'Nother case in point:
My wife and I tore down the wallpaper in the bedroom of the apartment we used to live in so that we could repaint properly. The shit they use for paint around here more properly resembles Elmer’s glue with coloring. Thick, gloppy crap that builds up to an incredible thickness after just a couple of coats.
We stripped off the wall paper, and my reaction was like “Whoa! Did Al Capone have a party in here with a Thommy gun or what?” Zillions of holes all over the place. I swear I’ve never seen so many patched nail holes in one place in my life. No doubt someone very good with plaster could make it look good without wallpaper. My wife and I just put up some plain white wallpaper and painted it the color we wanted. Without wallpaper you would have seen every patch right through the paint.
The one thing I hate worse than wallpaper in the bathroom (I don’t care if it’s moisture resistant or not, sooner or later it’s going to look like shit) is suspended ceiling tiles in a bathroom. The runners rust, the tile mildews, turns yellow, becomes soggy, then has to be replaced with a new one which doesn’t match the old ones. What the hell are people thinking?
If I had my druthers, I’d tile every surface in the fucker (like they do in many European bathrooms) and periodically go in and pressure-wash it with bleach.

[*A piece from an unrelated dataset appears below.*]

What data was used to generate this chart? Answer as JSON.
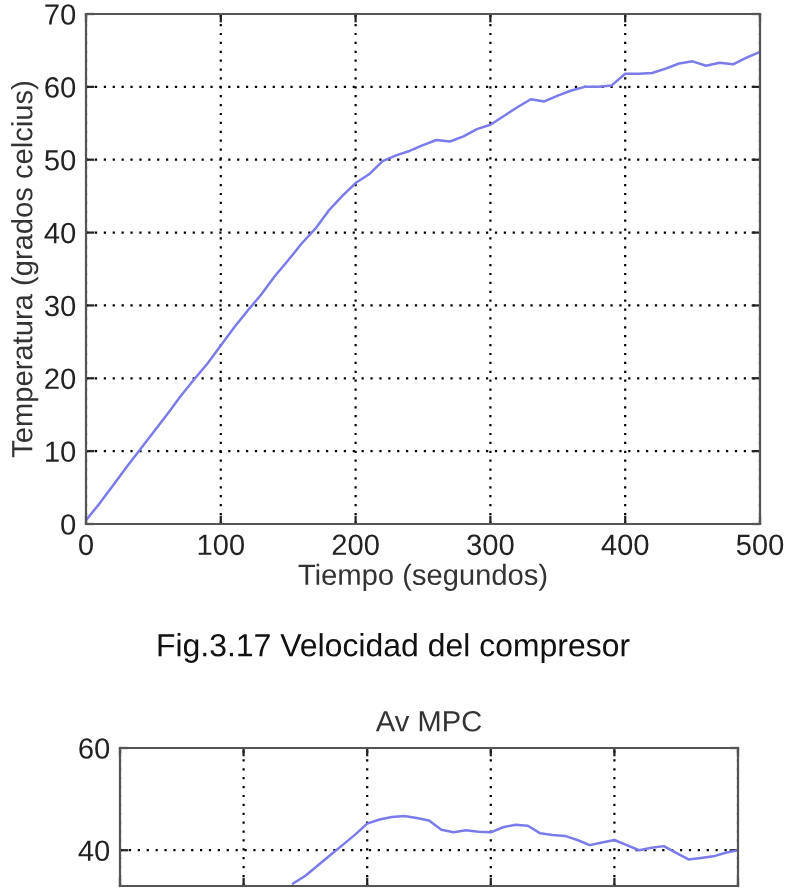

Sounds like me. My husband and I almost got divorced over hanging a paper border in our dining room. That was because our house is old and none of the walls are level in any direction, though. I think the paper itself looks just fine. In the future, though, I will pay someone else to do it.
Better remember a drain in the floor! But yes. Tile or “popcorn” ceilings in a bathroom are just mind-boggling. I’ve irritably stripped many a popcorn treatment off a bathroom ceiling and simply water-sealed and painted the wood underneath. Looks great, and no problems.
On the subject of nail holes and patching, our bathroom looks like a pipe bomb exploded in it. Nail holes all over the place, in highly unlikely locations, occasionally patched with spackle, toothpaste, you name it. I guarantee, however, that 1) you will not be able to visually pick out a single patch when I’m done with the priming and painting, and 2) there will not be so much as one drop of paint out of place on the floor or the trim. What can I say? I’m intensely anal about doing a professional job when it’s something I’ll have to look at every day…a quality I wish the jokers who put up this horrible wallpaper had a little more of.
Trade one semi-permanent problem for a more permanent one?
Texturing walls must be very carefully considered – once you do it, there’s no turning back. It’s kind of like those effin’ little landscaping rocks that the previous owner of my house spread by the ton over all of the plant beds – there really isn’t much one can do to get rid of them later on (when the fabric underneath rots letting weeds through).
Consider such permanent options very carefully. No-one is going to un-texture the wall; they’ll just sheetrock over it.